Paul DeCamp, Member of the Firm in the Employment, Labor & Workforce Management practice, in the firm’s Washington, DC office, was quoted in the Bloomberg BNA Daily Labor Report, in “Update or More Enforcement? Fair Labor Act Debated 80 Years In,” by Jon Steingart.

Following is an excerpt:

Does the rise of today’s gig economy call into question whether an 80-year-old federal wage law is still relevant? Some updates may be warranted, but making significant changes to the Depression-era Fair Labor Standards Act won’t be easy, worker advocates and management-side attorneys told Bloomberg Law. …

The U.S. was reeling from the Great Depression in 1938 when President Franklin Delano Roosevelt signed the Fair Labor Standards Act, a piece of New Deal legislation that established work requirements such as a minimum wage, pay for overtime, and a ban on child labor. …

Lawsuits against gig economy companies such as Lyft and Postmates have ended in settlement or were dismissed when courts concluded workers weren’t entitled to minimum wage, overtime, or expense reimbursement because they’re independent contractors. …

Making broad changes to the FLSA is difficult because nobody wants to see their rights diminished, said Paul DeCamp, who served as administrator of the Labor Department’s Wage and Hour Division during the George W. Bush administration. The agency administers and enforces the FLSA.

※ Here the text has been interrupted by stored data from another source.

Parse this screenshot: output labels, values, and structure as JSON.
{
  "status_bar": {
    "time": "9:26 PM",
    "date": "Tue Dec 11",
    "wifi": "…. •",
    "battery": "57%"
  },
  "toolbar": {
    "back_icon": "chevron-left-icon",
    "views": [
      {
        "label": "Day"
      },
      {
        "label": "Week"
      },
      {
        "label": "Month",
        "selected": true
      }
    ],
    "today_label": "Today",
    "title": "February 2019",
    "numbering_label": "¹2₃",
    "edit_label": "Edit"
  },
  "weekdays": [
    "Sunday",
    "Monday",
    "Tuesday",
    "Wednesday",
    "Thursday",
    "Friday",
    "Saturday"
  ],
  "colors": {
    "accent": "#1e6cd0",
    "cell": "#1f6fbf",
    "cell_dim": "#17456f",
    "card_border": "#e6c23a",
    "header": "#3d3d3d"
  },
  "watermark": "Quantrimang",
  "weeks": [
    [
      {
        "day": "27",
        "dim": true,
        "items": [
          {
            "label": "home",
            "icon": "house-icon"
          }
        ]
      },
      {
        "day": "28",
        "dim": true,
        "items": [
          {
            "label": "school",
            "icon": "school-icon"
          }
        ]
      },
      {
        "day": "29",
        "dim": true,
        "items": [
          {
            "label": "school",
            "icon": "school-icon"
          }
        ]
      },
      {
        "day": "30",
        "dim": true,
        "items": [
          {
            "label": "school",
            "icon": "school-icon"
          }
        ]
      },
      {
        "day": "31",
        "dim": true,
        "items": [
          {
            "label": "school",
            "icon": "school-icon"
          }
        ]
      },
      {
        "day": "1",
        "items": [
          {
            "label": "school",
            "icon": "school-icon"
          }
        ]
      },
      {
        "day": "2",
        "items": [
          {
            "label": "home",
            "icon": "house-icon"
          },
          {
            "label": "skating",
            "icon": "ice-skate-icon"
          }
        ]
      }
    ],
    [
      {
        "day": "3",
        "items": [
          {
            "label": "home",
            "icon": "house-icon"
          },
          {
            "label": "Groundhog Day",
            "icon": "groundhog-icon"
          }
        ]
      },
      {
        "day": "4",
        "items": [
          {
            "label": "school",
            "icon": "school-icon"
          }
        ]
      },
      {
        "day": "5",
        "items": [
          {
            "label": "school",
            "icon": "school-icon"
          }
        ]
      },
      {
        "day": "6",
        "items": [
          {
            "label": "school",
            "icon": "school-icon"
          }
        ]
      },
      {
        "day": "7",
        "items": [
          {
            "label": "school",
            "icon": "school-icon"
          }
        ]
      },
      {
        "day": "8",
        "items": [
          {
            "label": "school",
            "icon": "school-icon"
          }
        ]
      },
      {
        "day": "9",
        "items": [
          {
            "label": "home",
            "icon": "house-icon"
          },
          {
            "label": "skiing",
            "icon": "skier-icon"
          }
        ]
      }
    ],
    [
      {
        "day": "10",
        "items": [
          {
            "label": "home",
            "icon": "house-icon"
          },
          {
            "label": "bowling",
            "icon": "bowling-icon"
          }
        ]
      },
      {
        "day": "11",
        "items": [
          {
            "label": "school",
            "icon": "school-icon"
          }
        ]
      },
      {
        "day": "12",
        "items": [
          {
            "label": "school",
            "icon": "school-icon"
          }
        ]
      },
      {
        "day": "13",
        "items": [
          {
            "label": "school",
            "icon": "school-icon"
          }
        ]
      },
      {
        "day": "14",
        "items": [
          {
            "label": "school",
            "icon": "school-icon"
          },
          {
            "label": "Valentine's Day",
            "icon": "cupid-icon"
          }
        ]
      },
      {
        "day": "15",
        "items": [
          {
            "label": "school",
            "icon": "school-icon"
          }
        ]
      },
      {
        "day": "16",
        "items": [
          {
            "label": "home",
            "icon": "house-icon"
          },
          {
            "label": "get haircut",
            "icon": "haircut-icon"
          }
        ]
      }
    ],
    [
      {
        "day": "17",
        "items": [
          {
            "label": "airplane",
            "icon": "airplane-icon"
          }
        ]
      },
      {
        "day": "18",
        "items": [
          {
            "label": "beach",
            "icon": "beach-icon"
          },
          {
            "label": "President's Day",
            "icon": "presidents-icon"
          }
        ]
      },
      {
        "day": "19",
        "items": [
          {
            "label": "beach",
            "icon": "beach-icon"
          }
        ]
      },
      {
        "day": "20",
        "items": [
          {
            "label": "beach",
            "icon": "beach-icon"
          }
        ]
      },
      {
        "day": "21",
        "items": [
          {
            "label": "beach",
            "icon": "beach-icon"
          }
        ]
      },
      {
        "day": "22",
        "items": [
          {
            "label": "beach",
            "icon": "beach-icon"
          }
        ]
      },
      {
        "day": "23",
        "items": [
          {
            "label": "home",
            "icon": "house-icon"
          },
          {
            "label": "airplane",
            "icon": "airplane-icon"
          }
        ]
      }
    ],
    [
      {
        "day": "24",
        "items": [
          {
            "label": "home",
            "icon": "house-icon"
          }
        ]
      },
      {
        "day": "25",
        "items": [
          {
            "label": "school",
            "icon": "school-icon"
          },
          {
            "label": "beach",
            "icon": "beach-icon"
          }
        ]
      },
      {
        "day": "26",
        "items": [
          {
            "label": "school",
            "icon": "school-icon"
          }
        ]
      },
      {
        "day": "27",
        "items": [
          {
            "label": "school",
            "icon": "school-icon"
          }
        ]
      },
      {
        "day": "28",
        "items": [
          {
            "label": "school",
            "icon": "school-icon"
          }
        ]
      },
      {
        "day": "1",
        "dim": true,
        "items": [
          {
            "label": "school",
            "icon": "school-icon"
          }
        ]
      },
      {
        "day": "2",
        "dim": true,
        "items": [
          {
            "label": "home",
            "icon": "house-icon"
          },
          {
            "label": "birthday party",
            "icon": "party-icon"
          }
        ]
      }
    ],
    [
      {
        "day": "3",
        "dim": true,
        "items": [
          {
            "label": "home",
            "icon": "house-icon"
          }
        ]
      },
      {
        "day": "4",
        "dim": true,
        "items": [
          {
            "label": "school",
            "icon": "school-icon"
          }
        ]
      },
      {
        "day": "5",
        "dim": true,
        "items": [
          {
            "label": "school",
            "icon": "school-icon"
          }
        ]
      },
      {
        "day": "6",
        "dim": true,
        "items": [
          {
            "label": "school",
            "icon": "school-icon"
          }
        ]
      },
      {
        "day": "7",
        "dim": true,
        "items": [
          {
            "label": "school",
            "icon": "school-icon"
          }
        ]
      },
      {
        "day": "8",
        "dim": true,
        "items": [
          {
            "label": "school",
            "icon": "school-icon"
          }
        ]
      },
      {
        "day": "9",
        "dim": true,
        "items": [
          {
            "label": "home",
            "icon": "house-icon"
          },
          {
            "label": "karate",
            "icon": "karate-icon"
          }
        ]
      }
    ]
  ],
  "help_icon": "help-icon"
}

“There have been some instances where there are some changes to the FLSA” that have happened in the eight decades the law has been on the books, Decamp told Bloomberg Law March 27. “What we have not seen is large scale top-to-bottom revision of the statute,” Decamp said. “I think it’s warranted but it’s also very unlikely that as a society we can have a go-back-to-first principles discussion,” he said.

It becomes a “line in the sand” if the discussion is perceived as taking away rights, such as workers’ access to overtime, or increasing an obligation, such as employers’ record-keeping requirement or more pay for similar work, DeCamp said. “Then it becomes a reversion to that notion that it’s a zero sum game,” he said.

DeCamp is now in private practice, representing employers and trade associations as co-chair of Epstein Becker & Green P.C.’s national wage and hour practice group and a member of the firm’s Washington office. He’s also contributed to a Bloomberg Law treatise on the FLSA.